Die Katalanische Bucht ist ein beliebter Ort bei den Offizieren der Garnison, die hier manchmal Angelclubs bilden. Unter den bunt gemischten Einwohnern und Besuchern Gibraltars befinden sich viele maurische Bewohner, die häufig auf der Ostseite des Felsens spazieren gehen, von wo aus sie einen weiten Blick auf die barbarische Küste haben.
Quelle: Ausgewählte Ansichten von einigen der wichtigsten Städte Europas von Robert Batty. London: Moon, Boys, and Graves, 1832.
Lieutenant-Colonel Robert Batty (5. August 1789 – 20. November 1848) war ein englischer Armeeoffizier und Künstler. Er wurde 1789 als Sohn von Dr. Batty of Hastings geboren und begann ein Medizinstudium am Caius College in Cambridge, das er 1813 mit dem M.B. abschloss.

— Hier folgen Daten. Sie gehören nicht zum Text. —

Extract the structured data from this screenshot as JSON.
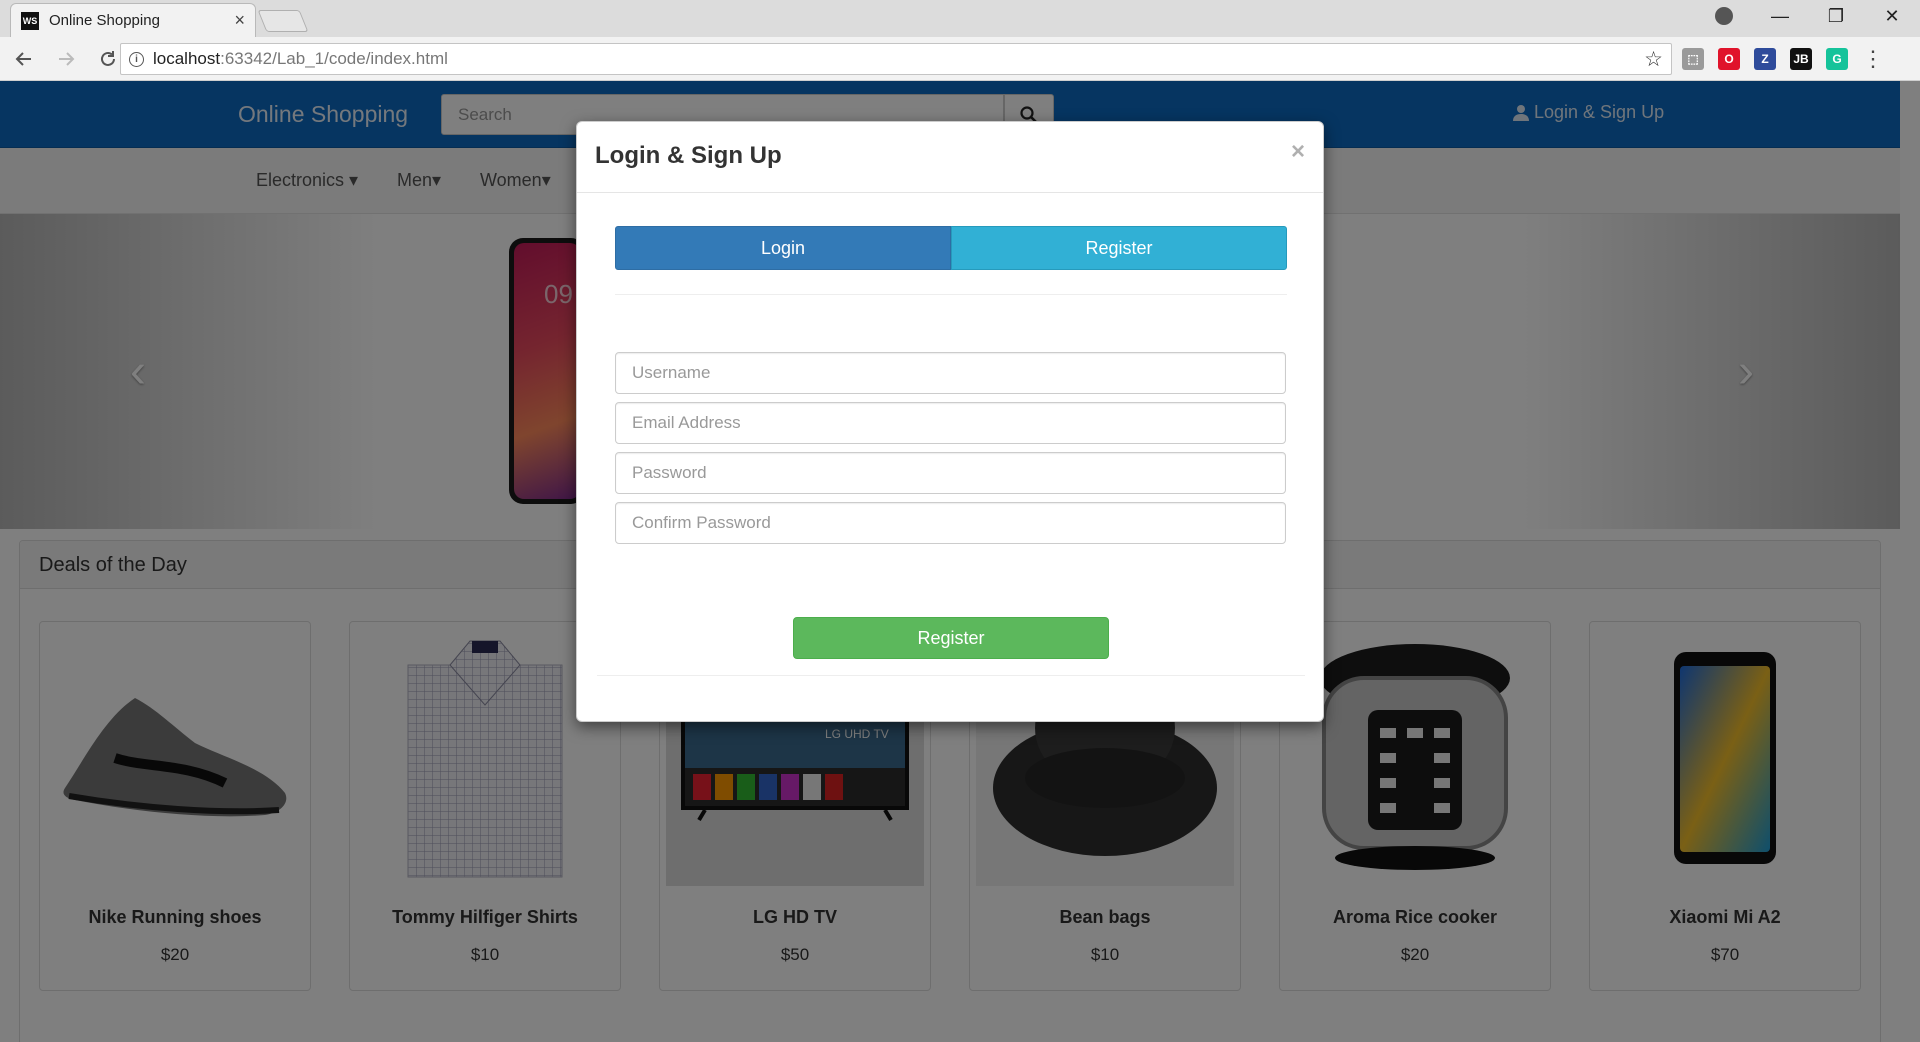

Er verließ sein Studium, um sich den Grenadier Guards (damals die 1st Foot Guards) anzuschließen, mit denen er im Feldzug in den westlichen Pyrenäen und bei Waterloo diente, wo er verwundet wurde und in einer Reihe von Briefen einen Bericht über die Schlacht von Waterloo schrieb. Später veröffentlichte er einen illustrierten Bericht über seine Erlebnisse und wurde 1822 zum Fellow der Royal Society gewählt. Er litt an einer Lähmung und starb 1848 in London. Er malte noch bis wenige Wochen vor seinem Tod. Er hatte 1821 Johanna Maria, eine der Töchter von Sir John Barrow und der Künstlerin Anna Maria Truter, geheiratet.